Política e Administração Pública

Câmara inagura exposição sobre interferência da ditadura nos trabalhos legislativos

Segundo consultor, 173 deputados tiveram seus mandatos cassados de 1964 a 1977. Painéis também mostram movimentos populares que lutaram contra o regime.

01/04/2014 - 08:35  

A Câmara dos Deputados inaugura hoje a exposição "Instituições Mutiladas, Resistência e Reconstrução Democrática (1964-2014)", que apresenta, por meio de fotos e imagens, um panorama de como as instituições democráticas foram atingidas pelo regime militar que teve início com o golpe de 1964.

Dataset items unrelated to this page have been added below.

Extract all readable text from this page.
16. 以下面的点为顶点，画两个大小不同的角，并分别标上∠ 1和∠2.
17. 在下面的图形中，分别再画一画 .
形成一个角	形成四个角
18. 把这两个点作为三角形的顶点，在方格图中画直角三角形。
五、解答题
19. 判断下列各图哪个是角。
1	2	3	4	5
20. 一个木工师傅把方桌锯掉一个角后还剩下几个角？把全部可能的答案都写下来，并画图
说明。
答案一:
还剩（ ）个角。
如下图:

Os painéis, que ficarão expostos no corredor de acesso ao Plenário Ulysses Guimarães até o dia 30 de abril, vão mostrar também as diversas formas de resistência utilizadas à época contra a ditadura, com destaque para os movimentos populares, como os que defendiam a anistia e eleições diretas, e para os órgãos de imprensa que lutaram diariamente para furar o bloqueio à liberdade de informação.

A mostra é baseada em um levantamento feito pelo consultor da Câmara Márcio Rabat para o livro "Parlamento Mutilado - deputados federais cassados pela ditadura de 1964", escrito em parceria com a também consultora Débora Bithiah. O tema central são os meios utilizados pela ditadura militar para intervir nos trabalhos da Câmara, com destaque para os três fechamentos do Congresso (1966, 1968 e 1977) e para cassações de deputados.

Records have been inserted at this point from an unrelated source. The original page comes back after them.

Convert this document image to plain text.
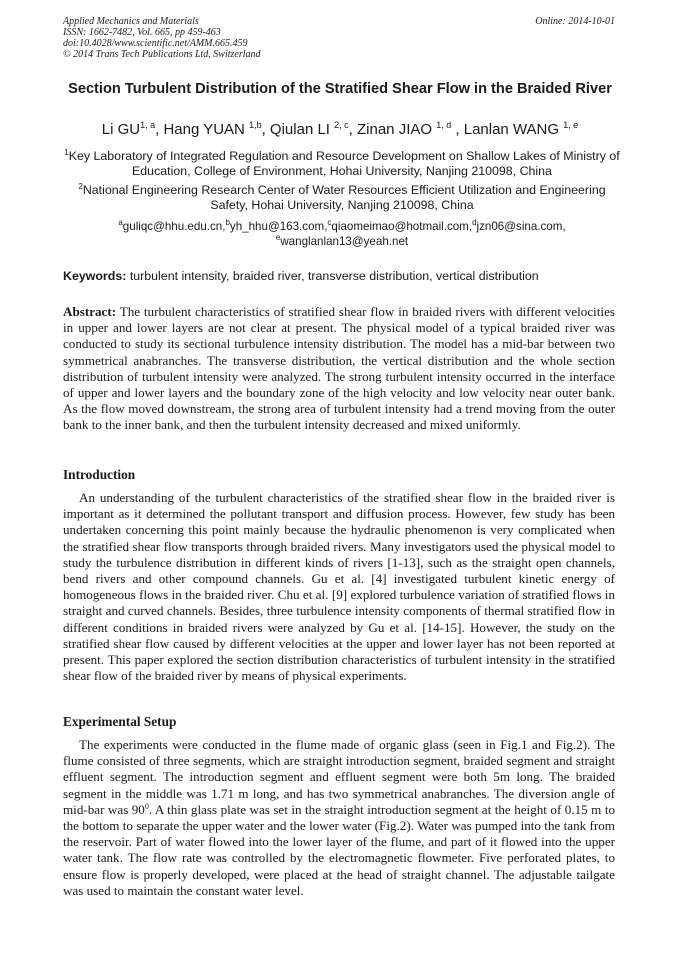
Applied Mechanics and Materials
ISSN: 1662-7482, Vol. 665, pp 459-463
doi:10.4028/www.scientific.net/AMM.665.459
© 2014 Trans Tech Publications Ltd, Switzerland
Online: 2014-10-01
Section Turbulent Distribution of the Stratified Shear Flow in the Braided River
Li GU$^{1, a}$, Hang YUAN $^{1,b}$, Qiulan LI $^{2, c}$, Zinan JIAO $^{1, d}$ , Lanlan WANG $^{1, e}$
$^1$Key Laboratory of Integrated Regulation and Resource Development on Shallow Lakes of Ministry of Education, College of Environment, Hohai University, Nanjing 210098, China
$^2$National Engineering Research Center of Water Resources Efficient Utilization and Engineering Safety, Hohai University, Nanjing 210098, China
$^a$guliqc@hhu.edu.cn,$^b$yh_hhu@163.com,$^c$qiaomeimao@hotmail.com,$^d$jzn06@sina.com,
$^e$wanglanlan13@yeah.net
Keywords: turbulent intensity, braided river, transverse distribution, vertical distribution
Abstract: The turbulent characteristics of stratified shear flow in braided rivers with different velocities in upper and lower layers are not clear at present. The physical model of a typical braided river was conducted to study its sectional turbulence intensity distribution. The model has a mid-bar between two symmetrical anabranches. The transverse distribution, the vertical distribution and the whole section distribution of turbulent intensity were analyzed. The strong turbulent intensity occurred in the interface of upper and lower layers and the boundary zone of the high velocity and low velocity near outer bank. As the flow moved downstream, the strong area of turbulent intensity had a trend moving from the outer bank to the inner bank, and then the turbulent intensity decreased and mixed uniformly.
Introduction
An understanding of the turbulent characteristics of the stratified shear flow in the braided river is important as it determined the pollutant transport and diffusion process. However, few study has been undertaken concerning this point mainly because the hydraulic phenomenon is very complicated when the stratified shear flow transports through braided rivers. Many investigators used the physical model to study the turbulence distribution in different kinds of rivers [1-13], such as the straight open channels, bend rivers and other compound channels. Gu et al. [4] investigated turbulent kinetic energy of homogeneous flows in the braided river. Chu et al. [9] explored turbulence variation of stratified flows in straight and curved channels. Besides, three turbulence intensity components of thermal stratified flow in different conditions in braided rivers were analyzed by Gu et al. [14-15]. However, the study on the stratified shear flow caused by different velocities at the upper and lower layer has not been reported at present. This paper explored the section distribution characteristics of turbulent intensity in the stratified shear flow of the braided river by means of physical experiments.
Experimental Setup
The experiments were conducted in the flume made of organic glass (seen in Fig.1 and Fig.2). The flume consisted of three segments, which are straight introduction segment, braided segment and straight effluent segment. The introduction segment and effluent segment were both 5m long. The braided segment in the middle was 1.71 m long, and has two symmetrical anabranches. The diversion angle of mid-bar was $90^0$. A thin glass plate was set in the straight introduction segment at the height of 0.15 m to the bottom to separate the upper water and the lower water (Fig.2). Water was pumped into the tank from the reservoir. Part of water flowed into the lower layer of the flume, and part of it flowed into the upper water tank. The flow rate was controlled by the electromagnetic flowmeter. Five perforated plates, to ensure flow is properly developed, were placed at the head of straight channel. The adjustable tailgate was used to maintain the constant water level.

“Fizemos uma longa pesquisa para chegar ao número de 173 mandatos cassados, de 1964 a 1977, sempre com atos sumários e autoritários”, diz Rabat.

“Ameaça comunista”
A exposição destaca, por exemplo, o Ato do Comando Supremo da Revolução nº2, que autorizou a cassação de 36 deputados apenas nove dias após os militares chegarem ao poder. Segundo o consultor, uma análise mais detalhada sobre as filiações partidárias de parlamentares cassados deixa claro que o interesse maior era eliminar a “ameaça comunista”.

“Fica claro que havia uma divisão política e o interesse das cassações era eliminar ou diminuir fortemente a presença dos setores da sociedade representados por partidos como PTB (quando vigia o pluripartidarismo) e o MDB (depois da implantação do bipartidarismo) das discussões nacionais”, explica.

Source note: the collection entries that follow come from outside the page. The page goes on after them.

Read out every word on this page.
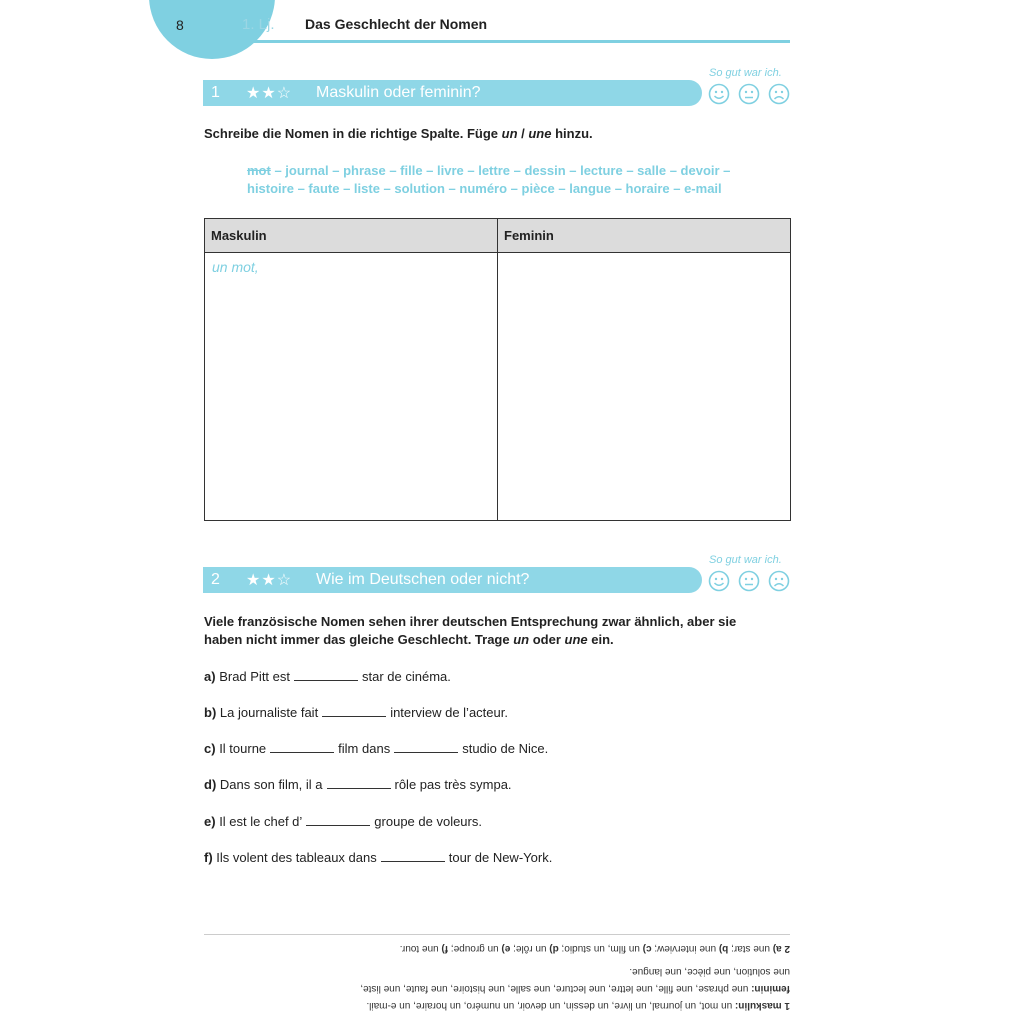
8	1. Lj. Das Geschlecht der Nomen
So gut war ich.
1 ★★☆ Maskulin oder feminin?
Schreibe die Nomen in die richtige Spalte. Füge un / une hinzu.
mot – journal – phrase – fille – livre – lettre – dessin – lecture – salle – devoir –
histoire – faute – liste – solution – numéro – pièce – langue – horaire – e-mail
Maskulin	Feminin
un mot,	
So gut war ich.
2 ★★☆ Wie im Deutschen oder nicht?
Viele französische Nomen sehen ihrer deutschen Entsprechung zwar ähnlich, aber sie
haben nicht immer das gleiche Geschlecht. Trage un oder une ein.
a) Brad Pitt est	star de cinéma.
b) La journaliste fait	interview de l’acteur.
c) Il tourne	film dans	studio de Nice.
d) Dans son film, il a	rôle pas très sympa.
e) Il est le chef d’	groupe de voleurs.
f) Ils volent des tableaux dans	tour de New-York.
1 maskulin: un mot, un journal, un livre, un dessin, un devoir, un numéro, un horaire, un e-mail.
feminin: une phrase, une fille, une lettre, une lecture, une salle, une histoire, une faute, une liste,
une solution, une pièce, une langue.
2 a) une star; b) une interview; c) un film, un studio; d) un rôle; e) un groupe; f) une tour.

Apesar de as bancadas mais afetadas terem sido as do PTB e do MDB, Rabat acrescenta que oito partidos tiveram deputados cassados, em um total de 13 legendas registradas no Tribunal Superior Eleitoral (TSE) em 1964. Ele avalia que as cassações não apenas desequilibraram a representação política no Congresso, fazendo com que setores sociais significativos ficassem sub-representados, mas também serviram para pressionar parlamentares não cassados com o risco de perda dos mandatos.

O consultor ressalta que o regime de 1964 conduziu uma série de intervenções no Parlamento. “Em 1969, por exemplo, uma emenda constitucional, que foi promulgada sem qualquer interferência do Legislativo, era praticamente uma nova Constituição”, diz ele, ressaltando ainda a cassação de três membros do Supremo Tribunal Federal (STF) no início de 1969.

Reabertura política
Rabat destaca, por fim, que com a reabertura política, em 1985, muitos deputados cassados recuperaram suas carreiras. “Essa volta se deve principalmente ao fato de que esses parlamentares representavam setores sociais ditos relevantes. Quando houve a reabertura, esses políticos voltaram a ser escolhidos”, explica o consultor.

Ele cita o exemplo do ex-deputado Leonel Brizola, que havia conseguido a maior votação da história da Câmara e, na primeira eleição de que participou após o exílio, em 1982, foi eleito governador do Rio de Janeiro.